HNSW Degradation Is Silent

This is the one that burns people. When you scale up dimension count without rescaling your index parameters, HNSW retrieval quality degrades — but latency stays stable. So your dashboards look fine. P95 query time is still under 50ms. But the neighbors being returned are wrong.

HNSW works by building a hierarchical graph where each node connects to its approximate nearest neighbors during construction. "Approximate" is the key word. The algorithm trades exactness for speed. In low-dimensional spaces, the approximation is tight — the graph structure naturally captures true proximity well. As dimensions increase, the curse of dimensionality hits: distances between points compress toward uniformity, and the graph's neighbor structure starts reflecting construction artifacts rather than true semantic proximity.

The result: recall@10 drops while query time stays constant. You're getting fast answers — just wrong ones. In a code search context, this means a developer queries "authentication middleware" and gets results that are close in the embedding space but not actually relevant. They assume the tool is broken. The real issue is an index that's structurally misaligned with the dimensionality of the vectors it's storing.

Fixing this requires tuning ef_construction and M parameters upward as dimension count grows — which means more memory, slower index builds, and higher query-time traversal cost. You're paying to compensate for a problem you created by choosing the wrong model.

Latency That Actually Matters

Code search latency has a hard UX threshold. If results appear in under 10ms, it feels instant. 10-30ms is acceptable. Above 30ms, developers notice. Above 100ms, they stop using it.

384-dim embeddings with a properly tuned HNSW index hit 6ms on a mid-size codebase. The same query against a 1536-dim index on comparable hardware runs 20-40ms. That's not a benchmark footnote — it's the difference between a tool that feels like part of your workflow and one that feels like waiting.

For real-time code search triggered on keystrokes or file saves, the latency target is unforgiving. You don't get to say "it's only 25ms slower" when the baseline is 6ms. You've quadrupled latency to get worse retrieval from a model that wasn't trained on your domain.

The hybrid search approach — combining dense vector similarity with BM25 keyword scoring via Reciprocal Rank Fusion — adds some overhead, but it also narrows the candidate set faster, which means HNSW traversal depth can stay shallower. At 384 dimensions, the total pipeline (embed query → ANN search → RRF fusion → rerank) runs end-to-end well inside the perceptual threshold. At 1536 dimensions, you're budgeting just for the ANN step.

The Right Question to Ask

When evaluating an embedding model for a specific retrieval task, dimension count should be the last thing you look at. The questions that actually matter:

What was this model trained on? If your corpus is Python and Rust and the training data is Stack Overflow posts and GitHub READMEs, that's meaningful domain overlap. If it's CommonCrawl and Wikipedia, the model has learned to embed Wikipedia, not code.

What's the training objective? Models trained with contrastive learning on query-document pairs from your domain type will outperform models trained with masked language modeling on adjacent data, regardless of parameter count.

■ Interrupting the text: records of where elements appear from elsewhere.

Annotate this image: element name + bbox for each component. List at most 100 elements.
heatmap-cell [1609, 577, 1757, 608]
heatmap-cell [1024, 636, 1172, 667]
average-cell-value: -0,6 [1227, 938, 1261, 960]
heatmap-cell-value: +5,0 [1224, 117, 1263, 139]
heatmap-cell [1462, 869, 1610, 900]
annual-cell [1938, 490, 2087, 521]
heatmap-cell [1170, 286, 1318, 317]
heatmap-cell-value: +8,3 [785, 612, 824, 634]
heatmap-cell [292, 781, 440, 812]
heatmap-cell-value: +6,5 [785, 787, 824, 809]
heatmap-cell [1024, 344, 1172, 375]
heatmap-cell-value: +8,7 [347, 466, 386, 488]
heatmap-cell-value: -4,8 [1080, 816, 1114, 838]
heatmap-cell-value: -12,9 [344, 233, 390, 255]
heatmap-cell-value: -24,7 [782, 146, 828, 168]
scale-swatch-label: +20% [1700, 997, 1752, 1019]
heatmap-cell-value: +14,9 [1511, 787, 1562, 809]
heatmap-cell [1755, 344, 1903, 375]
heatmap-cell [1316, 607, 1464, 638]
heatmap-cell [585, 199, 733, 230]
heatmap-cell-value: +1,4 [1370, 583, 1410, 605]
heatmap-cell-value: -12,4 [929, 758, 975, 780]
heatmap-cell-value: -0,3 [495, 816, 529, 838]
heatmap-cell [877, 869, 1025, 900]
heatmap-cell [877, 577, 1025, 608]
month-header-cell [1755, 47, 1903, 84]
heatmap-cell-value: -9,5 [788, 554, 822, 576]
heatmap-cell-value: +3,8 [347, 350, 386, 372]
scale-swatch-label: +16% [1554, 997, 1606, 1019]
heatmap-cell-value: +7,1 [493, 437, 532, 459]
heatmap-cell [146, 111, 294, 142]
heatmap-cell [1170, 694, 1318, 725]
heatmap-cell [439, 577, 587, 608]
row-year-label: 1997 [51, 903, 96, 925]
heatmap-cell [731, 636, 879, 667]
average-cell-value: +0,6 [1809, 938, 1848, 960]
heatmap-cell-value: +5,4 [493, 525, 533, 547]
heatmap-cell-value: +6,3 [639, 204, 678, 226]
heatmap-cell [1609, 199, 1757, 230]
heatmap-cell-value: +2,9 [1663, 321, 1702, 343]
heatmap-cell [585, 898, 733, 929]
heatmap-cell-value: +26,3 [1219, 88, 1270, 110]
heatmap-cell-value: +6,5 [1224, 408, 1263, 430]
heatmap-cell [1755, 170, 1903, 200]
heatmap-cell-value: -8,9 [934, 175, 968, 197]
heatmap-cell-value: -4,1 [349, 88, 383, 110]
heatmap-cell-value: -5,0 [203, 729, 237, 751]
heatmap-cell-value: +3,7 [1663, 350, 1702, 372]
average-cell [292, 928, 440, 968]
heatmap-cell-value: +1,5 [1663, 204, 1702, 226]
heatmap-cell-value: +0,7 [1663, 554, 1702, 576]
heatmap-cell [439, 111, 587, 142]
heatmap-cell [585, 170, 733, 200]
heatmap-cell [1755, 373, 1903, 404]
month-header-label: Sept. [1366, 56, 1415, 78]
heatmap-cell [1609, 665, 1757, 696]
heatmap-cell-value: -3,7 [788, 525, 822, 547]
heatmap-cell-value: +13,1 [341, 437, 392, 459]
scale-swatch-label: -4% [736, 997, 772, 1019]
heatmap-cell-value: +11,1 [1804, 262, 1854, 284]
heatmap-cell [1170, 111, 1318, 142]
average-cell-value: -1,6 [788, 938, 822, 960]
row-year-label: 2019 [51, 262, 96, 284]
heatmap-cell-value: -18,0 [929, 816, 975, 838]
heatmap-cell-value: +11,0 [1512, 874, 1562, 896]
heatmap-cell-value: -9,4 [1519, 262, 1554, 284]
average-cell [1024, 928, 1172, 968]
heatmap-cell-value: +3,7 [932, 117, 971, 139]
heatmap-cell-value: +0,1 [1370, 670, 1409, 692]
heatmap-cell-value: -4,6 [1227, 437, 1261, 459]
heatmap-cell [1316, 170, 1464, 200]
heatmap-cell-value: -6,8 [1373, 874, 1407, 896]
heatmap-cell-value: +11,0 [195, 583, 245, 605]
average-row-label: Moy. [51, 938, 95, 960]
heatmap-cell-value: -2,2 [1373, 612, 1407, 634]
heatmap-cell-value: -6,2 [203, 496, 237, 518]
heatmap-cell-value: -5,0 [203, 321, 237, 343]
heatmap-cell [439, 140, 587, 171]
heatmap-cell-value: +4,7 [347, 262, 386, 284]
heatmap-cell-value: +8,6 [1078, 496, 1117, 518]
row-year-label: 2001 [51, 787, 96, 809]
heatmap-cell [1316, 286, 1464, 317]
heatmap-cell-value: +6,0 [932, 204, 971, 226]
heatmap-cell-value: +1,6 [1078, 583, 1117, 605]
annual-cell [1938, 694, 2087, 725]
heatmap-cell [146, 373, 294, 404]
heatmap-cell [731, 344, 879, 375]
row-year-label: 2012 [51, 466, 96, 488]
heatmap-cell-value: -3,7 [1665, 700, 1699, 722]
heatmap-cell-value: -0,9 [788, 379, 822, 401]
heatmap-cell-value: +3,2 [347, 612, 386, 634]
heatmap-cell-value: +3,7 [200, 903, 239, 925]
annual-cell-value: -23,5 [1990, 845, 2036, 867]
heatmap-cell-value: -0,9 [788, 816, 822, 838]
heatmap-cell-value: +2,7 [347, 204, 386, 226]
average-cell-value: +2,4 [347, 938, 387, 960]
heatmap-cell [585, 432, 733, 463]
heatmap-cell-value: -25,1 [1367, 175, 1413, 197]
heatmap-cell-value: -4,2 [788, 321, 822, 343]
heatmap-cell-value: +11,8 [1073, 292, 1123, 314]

What does MRR@10 look like on a benchmark that resembles your retrieval task? CodeSearchNet is imperfect but it's standardized. A model that scores well there on code-to-code retrieval will generalize better to real codebases than a model that scores well on MTEB's text-heavy benchmarks.

Dimension count is downstream of all of this. It affects storage, latency, and index behavior — real engineering constraints worth understanding. But it tells you nothing about whether the model's learned representations will find what you're looking for.

The 384-dim model that understands your domain will beat the 1536-dim model that doesn't. Every time. The storage savings and the latency improvement are just a bonus for making the right choice.